As is known in the art, each groove 14 has width slightly more than
twice the rope diameter so that a gap is created between juxtaposed
segments of the rope 18 thereby avoiding friction therebetween as
the sheave 12 drives the rope 16. Each groove has a depth that is
less than half the diameter D of each rope to prevent the sides of
the groove from abrading the rope as the rope passes on and off the
sheave. Axially spaced apart side portions 20 of each groove have a
cross-sectional arc of about 90.degree. conforming generally to the
circumferential portion of the rope and contact from the sides of
the groove. Each groove has a flat bottom portion 22 connecting
each side portion. The bottom is flat because the rope must cross
over helically from one side of the groove to the other side as the
sheave rotates. A concave-shaped bottom would cause adjacent wraps
of rope in the groove to migrate toward and abrade each other. A
convex-shaped bottom would inhibit the rope from crossing from one
side to the other causing the rope to wrap upon itself as the
sheave is driven. The number of grooves correspond to the number of
ropes required to support the cab and the counterweight (not
shown).
Referring to FIGS. 2 and 4, as the sheave rotates in a first
direction 24 to raise the cab, the rope 16 contacts one side
portion 20 of the groove 14 at a first "pay on" point 26. As the
sheave rotates in a second direction 28 to lower the cab, the rope
contacts the other side portion of the groove at a second "pay on"

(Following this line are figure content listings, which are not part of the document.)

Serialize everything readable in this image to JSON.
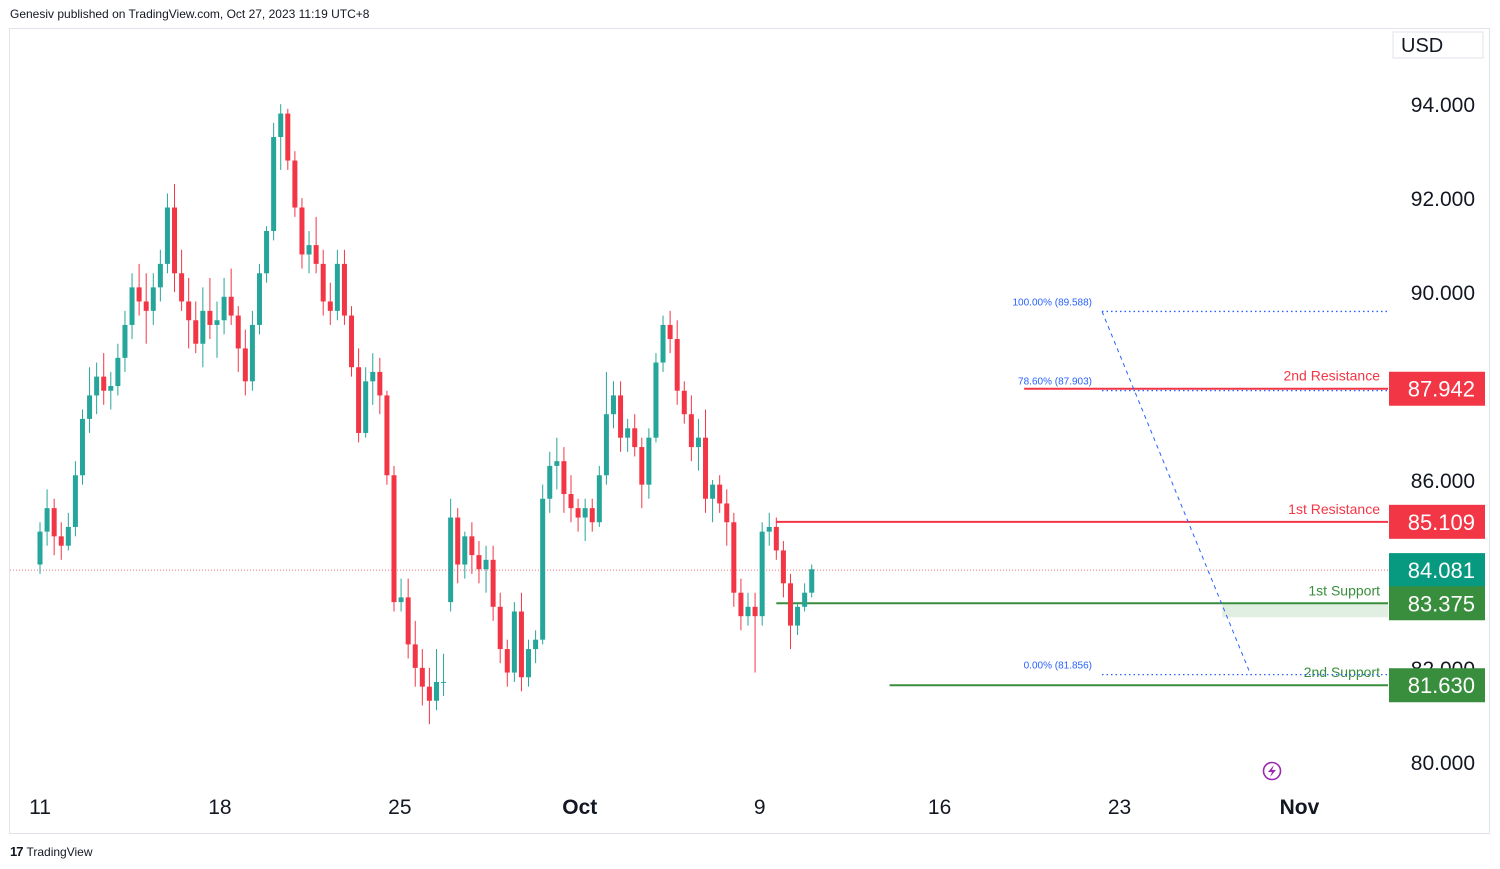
{
  "header": {
    "publisher_text": "Genesiv published on TradingView.com, Oct 27, 2023 11:19 UTC+8"
  },
  "footer": {
    "logo_text": "17",
    "brand": "TradingView"
  },
  "colors": {
    "up": "#26a69a",
    "down": "#f23645",
    "resistance": "#f23645",
    "support": "#388e3c",
    "last": "#089981",
    "fib": "#2962ff"
  },
  "chart_data": {
    "type": "candlestick",
    "currency_label": "USD",
    "y_axis": {
      "ylim": [
        79.4,
        95.6
      ],
      "ticks": [
        "94.000",
        "92.000",
        "90.000",
        "86.000",
        "82.000",
        "80.000"
      ],
      "tick_values": [
        94,
        92,
        90,
        86,
        82,
        80
      ]
    },
    "x_axis": {
      "labels": [
        "11",
        "18",
        "25",
        "Oct",
        "9",
        "16",
        "23",
        "Nov"
      ],
      "label_bar_index": [
        0,
        26,
        52,
        78,
        104,
        130,
        156,
        182
      ]
    },
    "candles": [
      [
        84.2,
        85.1,
        84.0,
        84.9
      ],
      [
        84.9,
        85.8,
        84.6,
        85.4
      ],
      [
        85.4,
        85.6,
        84.4,
        84.8
      ],
      [
        84.8,
        85.1,
        84.3,
        84.6
      ],
      [
        84.6,
        85.3,
        84.5,
        85.0
      ],
      [
        85.0,
        86.4,
        84.8,
        86.1
      ],
      [
        86.1,
        87.5,
        85.9,
        87.3
      ],
      [
        87.3,
        88.4,
        87.0,
        87.8
      ],
      [
        87.8,
        88.5,
        87.4,
        88.2
      ],
      [
        88.2,
        88.7,
        87.6,
        87.9
      ],
      [
        87.9,
        88.3,
        87.5,
        88.0
      ],
      [
        88.0,
        88.9,
        87.8,
        88.6
      ],
      [
        88.6,
        89.6,
        88.3,
        89.3
      ],
      [
        89.3,
        90.4,
        89.0,
        90.1
      ],
      [
        90.1,
        90.6,
        89.5,
        89.8
      ],
      [
        89.8,
        90.4,
        88.9,
        89.6
      ],
      [
        89.6,
        90.4,
        89.3,
        90.1
      ],
      [
        90.1,
        90.9,
        89.8,
        90.6
      ],
      [
        90.6,
        92.1,
        90.4,
        91.8
      ],
      [
        91.8,
        92.3,
        90.0,
        90.4
      ],
      [
        90.4,
        90.9,
        89.6,
        89.8
      ],
      [
        89.8,
        90.3,
        88.8,
        89.4
      ],
      [
        89.4,
        89.8,
        88.7,
        88.9
      ],
      [
        88.9,
        90.1,
        88.4,
        89.6
      ],
      [
        89.6,
        90.3,
        89.0,
        89.3
      ],
      [
        89.3,
        89.8,
        88.6,
        89.4
      ],
      [
        89.4,
        90.3,
        89.1,
        89.9
      ],
      [
        89.9,
        90.5,
        89.3,
        89.5
      ],
      [
        89.5,
        89.7,
        88.3,
        88.8
      ],
      [
        88.8,
        89.2,
        87.8,
        88.1
      ],
      [
        88.1,
        89.6,
        87.9,
        89.3
      ],
      [
        89.3,
        90.6,
        89.1,
        90.4
      ],
      [
        90.4,
        91.4,
        90.2,
        91.3
      ],
      [
        91.3,
        93.6,
        91.1,
        93.3
      ],
      [
        93.3,
        94.0,
        92.6,
        93.8
      ],
      [
        93.8,
        93.9,
        92.6,
        92.8
      ],
      [
        92.8,
        93.0,
        91.6,
        91.8
      ],
      [
        91.8,
        92.0,
        90.5,
        90.8
      ],
      [
        90.8,
        91.3,
        90.4,
        91.0
      ],
      [
        91.0,
        91.6,
        90.4,
        90.6
      ],
      [
        90.6,
        90.9,
        89.5,
        89.8
      ],
      [
        89.8,
        90.2,
        89.3,
        89.6
      ],
      [
        89.6,
        90.9,
        89.4,
        90.6
      ],
      [
        90.6,
        90.9,
        89.3,
        89.5
      ],
      [
        89.5,
        89.7,
        88.2,
        88.4
      ],
      [
        88.4,
        88.8,
        86.8,
        87.0
      ],
      [
        87.0,
        88.4,
        86.9,
        88.1
      ],
      [
        88.1,
        88.7,
        87.6,
        88.3
      ],
      [
        88.3,
        88.6,
        87.4,
        87.8
      ],
      [
        87.8,
        87.9,
        85.9,
        86.1
      ],
      [
        86.1,
        86.3,
        83.2,
        83.4
      ],
      [
        83.4,
        83.9,
        83.2,
        83.5
      ],
      [
        83.5,
        83.9,
        82.2,
        82.5
      ],
      [
        82.5,
        83.0,
        81.6,
        82.0
      ],
      [
        82.0,
        82.4,
        81.2,
        81.6
      ],
      [
        81.6,
        82.0,
        80.8,
        81.3
      ],
      [
        81.3,
        82.4,
        81.1,
        81.7
      ],
      [
        81.7,
        82.3,
        81.4,
        81.7
      ],
      [
        83.4,
        85.6,
        83.2,
        85.2
      ],
      [
        85.2,
        85.4,
        83.8,
        84.2
      ],
      [
        84.2,
        84.9,
        83.9,
        84.8
      ],
      [
        84.8,
        85.1,
        84.0,
        84.4
      ],
      [
        84.4,
        84.7,
        83.8,
        84.1
      ],
      [
        84.1,
        84.6,
        83.6,
        84.3
      ],
      [
        84.3,
        84.6,
        83.0,
        83.3
      ],
      [
        83.3,
        83.6,
        82.1,
        82.4
      ],
      [
        82.4,
        82.6,
        81.6,
        81.9
      ],
      [
        81.9,
        83.4,
        81.7,
        83.2
      ],
      [
        83.2,
        83.6,
        81.5,
        81.8
      ],
      [
        81.8,
        82.6,
        81.6,
        82.4
      ],
      [
        82.4,
        82.8,
        82.1,
        82.6
      ],
      [
        82.6,
        85.9,
        82.5,
        85.6
      ],
      [
        85.6,
        86.6,
        85.3,
        86.3
      ],
      [
        86.3,
        86.9,
        85.8,
        86.4
      ],
      [
        86.4,
        86.7,
        85.3,
        85.7
      ],
      [
        85.7,
        86.1,
        85.1,
        85.4
      ],
      [
        85.4,
        85.6,
        84.9,
        85.2
      ],
      [
        85.2,
        85.6,
        84.7,
        85.4
      ],
      [
        85.4,
        85.6,
        84.9,
        85.1
      ],
      [
        85.1,
        86.3,
        85.0,
        86.1
      ],
      [
        86.1,
        88.3,
        85.9,
        87.4
      ],
      [
        87.4,
        88.1,
        87.1,
        87.8
      ],
      [
        87.8,
        88.1,
        86.6,
        86.9
      ],
      [
        86.9,
        87.3,
        86.6,
        87.1
      ],
      [
        87.1,
        87.4,
        86.5,
        86.7
      ],
      [
        86.7,
        86.9,
        85.4,
        85.9
      ],
      [
        85.9,
        87.1,
        85.6,
        86.9
      ],
      [
        86.9,
        88.7,
        86.8,
        88.5
      ],
      [
        88.5,
        89.5,
        88.3,
        89.3
      ],
      [
        89.3,
        89.6,
        88.7,
        89.0
      ],
      [
        89.0,
        89.4,
        87.6,
        87.9
      ],
      [
        87.9,
        88.1,
        87.2,
        87.4
      ],
      [
        87.4,
        87.8,
        86.4,
        86.7
      ],
      [
        86.7,
        87.3,
        86.2,
        86.9
      ],
      [
        86.9,
        87.5,
        85.3,
        85.6
      ],
      [
        85.6,
        86.0,
        85.1,
        85.9
      ],
      [
        85.9,
        86.1,
        85.3,
        85.5
      ],
      [
        85.5,
        85.8,
        84.6,
        85.1
      ],
      [
        85.1,
        85.3,
        83.3,
        83.6
      ],
      [
        83.6,
        83.9,
        82.8,
        83.1
      ],
      [
        83.1,
        83.6,
        82.9,
        83.3
      ],
      [
        83.3,
        83.6,
        81.9,
        83.1
      ],
      [
        83.1,
        85.1,
        82.9,
        84.9
      ],
      [
        84.9,
        85.3,
        84.6,
        85.0
      ],
      [
        85.0,
        85.2,
        84.3,
        84.5
      ],
      [
        84.5,
        84.7,
        83.5,
        83.8
      ],
      [
        83.8,
        84.0,
        82.4,
        82.9
      ],
      [
        82.9,
        83.4,
        82.7,
        83.3
      ],
      [
        83.3,
        83.8,
        83.2,
        83.6
      ],
      [
        83.6,
        84.2,
        83.5,
        84.1
      ]
    ],
    "reference_lines": {
      "last_price": {
        "value": 84.081,
        "label": "84.081"
      },
      "resistances": [
        {
          "name": "2nd Resistance",
          "value": 87.942,
          "label": "87.942"
        },
        {
          "name": "1st Resistance",
          "value": 85.109,
          "label": "85.109"
        }
      ],
      "supports": [
        {
          "name": "1st Support",
          "value": 83.375,
          "label": "83.375"
        },
        {
          "name": "2nd Support",
          "value": 81.63,
          "label": "81.630"
        }
      ],
      "fibonacci": [
        {
          "label": "100.00% (89.588)",
          "value": 89.588
        },
        {
          "label": "78.60% (87.903)",
          "value": 87.903
        },
        {
          "label": "0.00% (81.856)",
          "value": 81.856
        }
      ]
    }
  }
}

point 30. As the sheave rotates in the first direction 24 to raise
the cab, the rope winds off the side portion of the groove at the
second "pay on" point 30 (i.e. or the first "pay off" point). As
the sheave rotates in the second direction 28 to lower the cab, the
rope winds off the other side portion of the groove at the first
"pay on" point 26 (i.e. or the second "pay off" point).
As shown in FIGS. 2 and 4, there is a zone 32 of the groove, from
about the first "pay on" point 26 to about the second "pay on"
point 30 in which there is a single wrap of the rope. The zone does
not extend exactly from the first to second pay on point because of
the diameter of the rope. In the zone, the single wrap of rope
slides axially and helically from one side of the groove to the
other.
A deflector 34 is placed in the zone 32 before each "pay on" point
to induce axial motion of the rope from one side of the groove to
the other. The deflector is placed so that the rope is urged
axially across the groove to avoid contacting the portion of the
rope wrapping on the sheave 12 at each pay on point 26, 30.
Referring to FIGS. 2 and 3, a first embodiment of the invention is
shown. The deflector 34 comprises a stationary base 36, a pair of
springs 38, a holder 40, a sensor 42, and a comb 44. The holder 40
and the base 36 each have a pair of cylindrical openings 48 which
act as seats for springs 38. The sensor 42, which comprises a
conventional proximity sensor, or switch, or the like, is mounted
between the holder 40 and the springs 38. The comb 44, which may be
constructed of any low friction, low wear, self lubricating
material, such as nylon, is connected to the holder 40 by
conventional means such as bolts 46 (see FIG. 3). The deflector may
be cocked at an angle relative to the side walls of the groove to
urge the rope in the zone towards the other side wall.
If the comb 44 is forced away from the sheave for any reason, such
as a snag in the rope or the rope jumps the sheave groove or the
rope lays up upon itself or other similar emergency condition, the
holder will move toward the sensor which then sends a signal to a
computer (not shown) to stop the motor 10.
Referring to FIGS. 4 and 5, a second embodiment of the invention is
shown. As with the embodiment shown in FIGS. 2 and 3, the deflector
34 comprises a stationary base 36, a spring 38, a holder 40, a
sensor 42, and a comb 44. However, the comb is ring-shaped and the
holder is disk-shaped. The comb, which is ring shaped, is bonded to
the holder by conventional means and is constructed of a similar
material. The holder is mounted for rotation at one end of an arm
50. The other end of the arm is rotatably attached to the base. The
spring is seated within cylindrical opening 52 in the base and
urges the arm and comb to move towards and the sheave.
The sensor of FIG. 5, which also comprises a conventional proximity
sensor, or switch, or the like, is mounted between the arm and the
base. As above, if the comb is forced away from the sheave for any
reason, the arm will move toward the sensor which then sends a
signal to a computer (not shown) to stop the motor. As above, the
deflector may be cocked at an angle relative to the side walls of
the groove to urge the rope in the zone towards the other side
wall.
Although the invention has been shown and described with respect to
a best mode embodiment thereof, it should be understood by those
skilled in the art that various other changes, omissions, and
additions in the form and detail thereof may be made therein
without departing from the spirit and scope of the invention.
* * * * *